The Way Of The Dinosaurs?
Is the manager’s role as a forecaster on its way out? You bet. As AI and machine learning mature, expect to see them frequently applied to improve sales forecasting and generate more accurate probability-to-close values. Computers will process vast amounts of data -- about an individual rep’s experience, track record and overall readiness; whether the buyer is a new or existing customer; competitors involved, etc. -- to make forecasts more meaningful in a fraction of the time.
When these numbers no longer come from managers’ interpretations, but from data, what’s an FSM to do? If forecasting prowess is all that separates FSMs from reps, their role is in danger of extinction.
Avoiding Extinction: Time To Coach!
There’s no doubt AI improves reporting accuracy. But better reporting on performance doesn’t actually improve performance. For that, you need a good coach.
That’s where FSMs need to come in -- occupying the most important role in driving sales readiness. In fact, the Sales Management Association (SMA) notes that companies providing optimal sales coaching realize annual revenue growth rates 16.7% greater than those that provide no coaching.
Still, 77% of organizations think they give too little sales coaching, with managers devoting only 15% of their time to it. It’s time for a change -- for the betterment of sales teams and to spur managers’ much-needed evolution.

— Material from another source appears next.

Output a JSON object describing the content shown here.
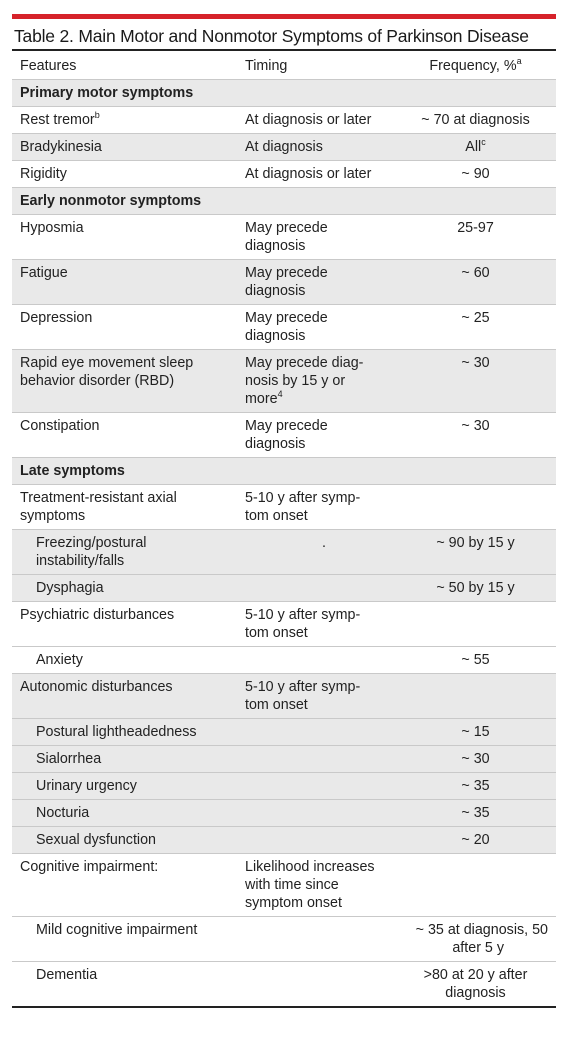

Companies can help managers develop their people by eliminating these primary coaching roadblocks:
• There’s no expectation that managers will coach. Organizations should implement a defined coaching process, holding managers accountable. Support must come from the top, with the chief sales officer (CSO) prioritizing coaching.

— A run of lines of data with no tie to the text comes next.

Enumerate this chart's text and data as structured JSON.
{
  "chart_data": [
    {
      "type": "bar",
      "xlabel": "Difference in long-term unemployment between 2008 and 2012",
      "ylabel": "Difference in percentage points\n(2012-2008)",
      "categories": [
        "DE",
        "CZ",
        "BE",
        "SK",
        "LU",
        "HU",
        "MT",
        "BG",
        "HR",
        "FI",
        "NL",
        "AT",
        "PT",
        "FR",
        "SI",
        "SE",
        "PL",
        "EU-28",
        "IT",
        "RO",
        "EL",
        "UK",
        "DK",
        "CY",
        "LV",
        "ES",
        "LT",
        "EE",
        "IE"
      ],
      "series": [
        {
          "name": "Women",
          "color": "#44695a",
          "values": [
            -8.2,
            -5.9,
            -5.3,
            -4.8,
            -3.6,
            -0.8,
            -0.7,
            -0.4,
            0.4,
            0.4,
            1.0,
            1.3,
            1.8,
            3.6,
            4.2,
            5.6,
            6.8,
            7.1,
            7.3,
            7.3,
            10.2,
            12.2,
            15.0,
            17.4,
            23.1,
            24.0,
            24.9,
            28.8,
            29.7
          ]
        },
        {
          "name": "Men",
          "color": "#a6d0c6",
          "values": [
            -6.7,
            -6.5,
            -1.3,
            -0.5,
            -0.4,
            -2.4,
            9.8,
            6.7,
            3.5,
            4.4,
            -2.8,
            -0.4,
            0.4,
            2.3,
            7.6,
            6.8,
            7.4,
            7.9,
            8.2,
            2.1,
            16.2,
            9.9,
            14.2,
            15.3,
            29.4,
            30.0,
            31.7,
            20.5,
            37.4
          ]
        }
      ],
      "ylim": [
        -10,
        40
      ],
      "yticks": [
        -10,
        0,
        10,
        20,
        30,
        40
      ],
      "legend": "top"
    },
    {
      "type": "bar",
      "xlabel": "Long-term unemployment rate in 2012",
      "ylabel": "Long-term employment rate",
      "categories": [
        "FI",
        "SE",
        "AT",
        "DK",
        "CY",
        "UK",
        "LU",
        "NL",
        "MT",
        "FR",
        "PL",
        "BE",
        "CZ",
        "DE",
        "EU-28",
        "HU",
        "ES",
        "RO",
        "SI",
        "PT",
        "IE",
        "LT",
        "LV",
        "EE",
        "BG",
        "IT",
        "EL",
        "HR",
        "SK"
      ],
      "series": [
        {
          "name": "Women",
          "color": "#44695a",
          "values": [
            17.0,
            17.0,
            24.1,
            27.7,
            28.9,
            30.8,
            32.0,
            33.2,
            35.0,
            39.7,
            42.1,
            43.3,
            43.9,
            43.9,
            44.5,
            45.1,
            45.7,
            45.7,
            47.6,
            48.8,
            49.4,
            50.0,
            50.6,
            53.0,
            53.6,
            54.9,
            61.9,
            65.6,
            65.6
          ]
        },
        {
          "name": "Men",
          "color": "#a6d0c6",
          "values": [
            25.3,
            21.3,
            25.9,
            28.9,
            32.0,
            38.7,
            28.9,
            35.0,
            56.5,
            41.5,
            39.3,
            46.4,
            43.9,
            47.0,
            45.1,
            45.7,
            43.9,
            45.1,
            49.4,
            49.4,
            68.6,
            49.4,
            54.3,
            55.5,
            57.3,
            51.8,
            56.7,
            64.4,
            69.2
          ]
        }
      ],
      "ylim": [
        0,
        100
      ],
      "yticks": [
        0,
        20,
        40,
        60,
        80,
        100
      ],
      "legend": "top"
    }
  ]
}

• Managers don’t know how to coach. More often than not, this isn’t the managers' fault. When companies promote their best reps to managers, then simply hope for the best, the manager role becomes amorphous. Sadly, nearly one in five organizations makes no training investments in their sales managers according to CSO Insights (registration required). How can you expect managers to coach what they haven’t learned?
• Not enough time. Pulled in various directions, managers may need help from leadership to make coaching a priority and offload various administrative tasks. As AI starts playing a larger role in forecasting, FSMs will get time back too. Plus, with current video coaching technology, managers no longer need to be with reps to coach and can do so asynchronously. Reps upload videos of themselves (giving the company elevator pitch, demoing the latest product, etc.), and FSMs can provide feedback/guidance at their leisure.
AI Isn’t The Enemy
While AI will improve sales forecasting -- rendering one function of FSMs’ jobs obsolete -- it will also drive a rebirth in how managers coach, making a trove of important data available to them and ultimately improving coaching effectiveness.
For example, AI-driven insights will highlight where individual reps struggle in deals so managers can create customized readiness paths and coach accordingly. In the near future, machine analysis will improve video coaching initiatives -- providing an extra layer of feedback that objectively analyzes reps’ tone of voice, delivery, etc. in videotaped presentations -- to augment manager efforts.
Just as I’ve used a golf simulator to try to shave strokes off my game, reps will step into sales simulators in the future -- where avatars raise objections, sneeze and even doze off -- preparing reps for the unexpected. My golf coach takes the simulator data and reviews metrics on my swing, projected ball distance and trajectory, outlining steps to make me better -- just as managers need to (and will) do for reps.
By embracing AI as an enabling technology, FSMs can become even more valuable to their organizations than they were in the non-AI world.